日本の作家109人の顔


上橋菜穂子さん講演会の後、同じ日比谷図書文化館で林忠彦写真展を見てきました。入場料300円を券売機に入れると、写真中央のレシートのようなものが出てきて、入り口のゲートにQRコードをかざすと入場できるスタイル。
いただいた無料パンフレットはブックレットになっていて、内容が充実していました。
林忠彦さんが撮影した文士の顔はどれもこれも圧倒的な存在感。こんな風に撮ってもらえるなら、作家から写真家へのご指名もかなりあったのではないかな?
開いたページの写真は、左:織田作之助 右:太宰治
(写真をクリックすると拡大します)
この太宰治の写真はすごく有名ですね。撮影エピソードがキャプションで紹介されていました。
 織田作之助を銀座の酒場「ルパン」のカウンターで撮っていたら、安吾さんと並んで座っていた男がわめきはじめました。

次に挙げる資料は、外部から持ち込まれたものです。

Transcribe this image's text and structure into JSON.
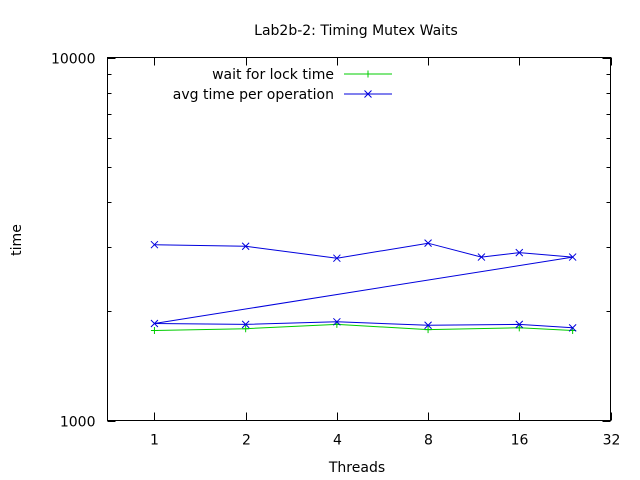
{
  "chart_data": {
    "type": "line",
    "title": "Lab2b-2: Timing Mutex Waits",
    "xlabel": "Threads",
    "ylabel": "time",
    "xscale": "log2",
    "yscale": "log10",
    "xlim": [
      0.7,
      32
    ],
    "ylim": [
      1000,
      10000
    ],
    "x_ticks": [
      1,
      2,
      4,
      8,
      16,
      32
    ],
    "x_tick_labels": [
      "1",
      "2",
      "4",
      "8",
      "16",
      "32"
    ],
    "y_tick_labels": [
      "1000",
      "10000"
    ],
    "legend_position": "top-center",
    "grid": false,
    "series": [
      {
        "name": "wait for lock time",
        "color": "#00cc00",
        "marker": "plus",
        "x": [
          1,
          2,
          4,
          8,
          16,
          24
        ],
        "y": [
          1770,
          1790,
          1840,
          1780,
          1800,
          1770
        ]
      },
      {
        "name": "avg time per operation",
        "color": "#0000dd",
        "marker": "cross",
        "x": [
          1,
          2,
          4,
          8,
          12,
          16,
          24,
          1,
          2,
          4,
          8,
          16,
          24
        ],
        "y": [
          3050,
          3020,
          2800,
          3080,
          2820,
          2900,
          2820,
          1850,
          1840,
          1870,
          1830,
          1840,
          1800
        ]
      }
    ]
  }
}
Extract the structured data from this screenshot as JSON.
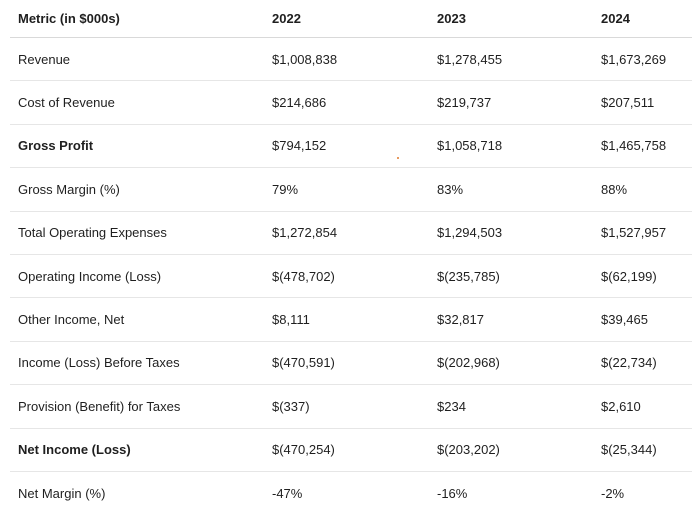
{
  "table": {
    "headers": [
      "Metric (in $000s)",
      "2022",
      "2023",
      "2024"
    ],
    "rows": [
      {
        "metric": "Revenue",
        "y2022": "$1,008,838",
        "y2023": "$1,278,455",
        "y2024": "$1,673,269",
        "bold": false
      },
      {
        "metric": "Cost of Revenue",
        "y2022": "$214,686",
        "y2023": "$219,737",
        "y2024": "$207,511",
        "bold": false
      },
      {
        "metric": "Gross Profit",
        "y2022": "$794,152",
        "y2023": "$1,058,718",
        "y2024": "$1,465,758",
        "bold": true
      },
      {
        "metric": "Gross Margin (%)",
        "y2022": "79%",
        "y2023": "83%",
        "y2024": "88%",
        "bold": false
      },
      {
        "metric": "Total Operating Expenses",
        "y2022": "$1,272,854",
        "y2023": "$1,294,503",
        "y2024": "$1,527,957",
        "bold": false
      },
      {
        "metric": "Operating Income (Loss)",
        "y2022": "$(478,702)",
        "y2023": "$(235,785)",
        "y2024": "$(62,199)",
        "bold": false
      },
      {
        "metric": "Other Income, Net",
        "y2022": "$8,111",
        "y2023": "$32,817",
        "y2024": "$39,465",
        "bold": false
      },
      {
        "metric": "Income (Loss) Before Taxes",
        "y2022": "$(470,591)",
        "y2023": "$(202,968)",
        "y2024": "$(22,734)",
        "bold": false
      },
      {
        "metric": "Provision (Benefit) for Taxes",
        "y2022": "$(337)",
        "y2023": "$234",
        "y2024": "$2,610",
        "bold": false
      },
      {
        "metric": "Net Income (Loss)",
        "y2022": "$(470,254)",
        "y2023": "$(203,202)",
        "y2024": "$(25,344)",
        "bold": true
      },
      {
        "metric": "Net Margin (%)",
        "y2022": "-47%",
        "y2023": "-16%",
        "y2024": "-2%",
        "bold": false
      }
    ]
  }
}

「おい、俺も撮れよ」。「あの男は一体何者ですか。うるさい酔っ払いだなあ」って訊いたら、「今売り出し中の太宰治だよ」って、誰かが教えてくれたんです。僕は、一つしか残っていないフラッシュバルブを使って、当時はワイドレンズがなくて引きがないから、便所のドアをあけて、便器にまたがって撮ったんです。

                 *

三島由紀夫の撮影エピソードは読みようによっては激辛な内容。過去形なので割腹自殺後に書かれた文章なのでしょうけれど・・・。
よく昔から「四十にして惑わず」といいます。今では、五十すぎでしょうが、五十すぎて一流といわれる人は、顔に年輪がつくといいますが、その人の個性や偉さというものがあらわれてくるものです。そこをぎゅっとつかめば、本当にいい写真になる。ところが、三島さんだけは、この「顔のきまり」があてはまらなかった。僕の撮ったなかで一番むずかしい顔の持ち主だったと思います。そう感じたのは、三島由紀夫さんだけでした。


                 *

没年を確認しながら、写真を見たのですが、60歳台で亡くなられた作家も全員結構なお歳に見えました。今の日本だと75歳以上の外見。寿命が伸びたせいなのか、健康状態が良いせいなのか。はたまた精神年齢が低くなっているからなのか・・・。
いずれにしても、男も女も顔は自分自身の履歴書と心得て、味わいのある顔をめざさなくちゃ!ですね。